On August 14 and 15, Pakistan and India will celebrate the anniversary of their Independence. Kashmir remains a contested region, but Delhi is increasingly looking to Beijing. Great strides have been made in recent decades, but Hindu ultra-nationalism is transforming the original idea of the Indian nation.
Milan () – On August 15, Delhi will celebrate the 75th anniversary of independence from British colonial rule, while Islamabad will do so a day earlier. Despite the planned celebrations, 1947, the year of partitionIt is still an unhealed wound.
In July of that year, English judge Cyril Radcliffe was tasked with dividing the British Raj in a matter of weeks: the border lines he drew created a predominantly Hindu India and a predominantly Muslim Pakistan. The partition put an end to the peaceful coexistence of the different communities of the Indian subcontinent, generating 15 million displaced people and around 2 million deaths – half of them Indians.
Some princely states like Kashmir were allowed to retain their autonomy but to this day, 75 years later, the issue is not fully resolved. The Bharatiya Janata Party (BJP), Prime Minister Narendra Modi’s ultra-nationalist Hindu party, wants to rename August 14 “Partition Horrors Remembrance Day”, to which the Pakistani foreign minister responded by asking the government Indian who avoids politicizing the acts related to the respective Independence festivities.
India has made tremendous progress in the last 75 years. The infant mortality rate has fallen: from 161.8 per 1,000 births in 1960, it fell to 27 in 2020. The human development index (which considers 1 as the highest value) has gone from 0.11 in 1950 to 0.65 in 2019. There have been advances in infrastructure, access to drinking water and Internet diffusion; in 2020, the GDP stood at 2,623,000 million dollars and this year India could emerge as one of the strongest economies in Asia.

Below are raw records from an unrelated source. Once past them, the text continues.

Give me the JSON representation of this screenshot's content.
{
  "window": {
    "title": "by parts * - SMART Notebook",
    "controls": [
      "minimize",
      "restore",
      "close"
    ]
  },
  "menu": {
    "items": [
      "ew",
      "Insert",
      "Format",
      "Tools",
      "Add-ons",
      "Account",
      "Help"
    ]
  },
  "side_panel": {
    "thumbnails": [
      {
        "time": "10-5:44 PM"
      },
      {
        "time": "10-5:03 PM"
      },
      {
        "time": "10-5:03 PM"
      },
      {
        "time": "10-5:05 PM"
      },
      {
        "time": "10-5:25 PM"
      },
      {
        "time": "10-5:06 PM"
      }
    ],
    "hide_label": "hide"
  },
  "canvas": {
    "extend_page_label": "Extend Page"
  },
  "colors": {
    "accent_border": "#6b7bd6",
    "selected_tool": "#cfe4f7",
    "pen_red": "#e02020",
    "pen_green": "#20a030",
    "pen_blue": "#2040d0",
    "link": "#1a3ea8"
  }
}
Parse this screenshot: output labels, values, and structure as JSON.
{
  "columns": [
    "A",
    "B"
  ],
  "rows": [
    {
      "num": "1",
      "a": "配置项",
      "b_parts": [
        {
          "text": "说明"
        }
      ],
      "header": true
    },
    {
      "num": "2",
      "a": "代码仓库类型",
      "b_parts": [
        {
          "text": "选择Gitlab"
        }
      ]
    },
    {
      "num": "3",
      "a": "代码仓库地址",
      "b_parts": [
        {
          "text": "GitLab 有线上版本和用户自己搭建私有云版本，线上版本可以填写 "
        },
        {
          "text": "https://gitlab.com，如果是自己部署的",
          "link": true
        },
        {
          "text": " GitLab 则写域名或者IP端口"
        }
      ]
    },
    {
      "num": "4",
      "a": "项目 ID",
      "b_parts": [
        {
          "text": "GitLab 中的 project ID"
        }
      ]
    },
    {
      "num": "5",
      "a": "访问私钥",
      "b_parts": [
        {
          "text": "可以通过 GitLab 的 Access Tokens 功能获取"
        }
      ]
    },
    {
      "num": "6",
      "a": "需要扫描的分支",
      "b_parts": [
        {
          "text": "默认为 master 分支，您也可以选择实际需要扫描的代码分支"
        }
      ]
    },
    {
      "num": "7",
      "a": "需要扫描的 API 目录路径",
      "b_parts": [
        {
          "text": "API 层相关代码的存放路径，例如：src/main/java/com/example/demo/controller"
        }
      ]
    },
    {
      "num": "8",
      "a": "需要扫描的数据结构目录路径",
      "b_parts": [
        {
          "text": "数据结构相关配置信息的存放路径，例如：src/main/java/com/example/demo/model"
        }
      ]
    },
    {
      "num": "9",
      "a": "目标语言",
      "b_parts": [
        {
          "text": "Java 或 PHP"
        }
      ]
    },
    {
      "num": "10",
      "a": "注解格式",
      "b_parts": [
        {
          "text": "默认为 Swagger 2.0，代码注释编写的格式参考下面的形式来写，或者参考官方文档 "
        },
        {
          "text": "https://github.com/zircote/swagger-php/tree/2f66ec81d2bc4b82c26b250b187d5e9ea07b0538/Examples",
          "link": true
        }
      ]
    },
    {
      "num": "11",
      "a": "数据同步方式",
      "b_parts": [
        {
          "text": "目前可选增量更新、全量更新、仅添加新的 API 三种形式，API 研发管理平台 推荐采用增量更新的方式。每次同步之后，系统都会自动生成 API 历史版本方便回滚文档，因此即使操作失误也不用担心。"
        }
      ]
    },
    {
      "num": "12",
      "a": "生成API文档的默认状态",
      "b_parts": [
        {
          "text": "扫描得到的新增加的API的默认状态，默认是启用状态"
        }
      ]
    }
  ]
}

However, India looks less and less like the secular and multicultural state that was born in 1947 with the ideas of religious tolerance of Mahatma Gandhi (assassinated by a Hindu fanatic the following year). Calls from the right are currently multiplying asking for the country to certify Hindu supremacy. The BJP, in addition to infrastructure, continues to build Hindu buildings and temples where Muslim mosques used to stand, and sectarian violence has been increasing year after year. Some data shows that between 2014 and 2020, 180 people died in sectarian clashes – and 62 in 2020 alone. a free country” until 2020, it became “partly free” in 2021. India seems to be plunged into a return to the past accompanied by a strong cultural flattening.
It should be noted, however, that Pakistan is not India’s main rival. The disputed region of Kashmir borders another nuclear power: China. Eager to boost the infrastructure projects of the China-Pakistan Economic Corridor, Beijing has decided to support Islamabad in the international arena as far as Kashmir is concerned.
Despite 17 rounds of diplomatic talks, the situation between India and China remains deadlocked. In mid-2020, the violence escalated with a clash in the Galwan Valley between Indian and Chinese soldiers. The tensions have been bringing India closer to the QUAD, the dialogue forum that includes the United States, Japan and Australia, all nations interested in countering the Chinese presence in the Indo-Pacific.
However, the members of the QUAD are democratic countries that, for example, take a dim view of India’s decision not to condemn the Russian invasion of Ukraine. On the other hand, India’s regional cooperation is necessary. In fact, at the last QUAD summit, in May this year, they joined various Indian concerns to the 2023 agenda – even those not directly related to the Chinese threat. This shows that, despite strong anti-democratic drifts, India is playing an increasingly central role in Asia.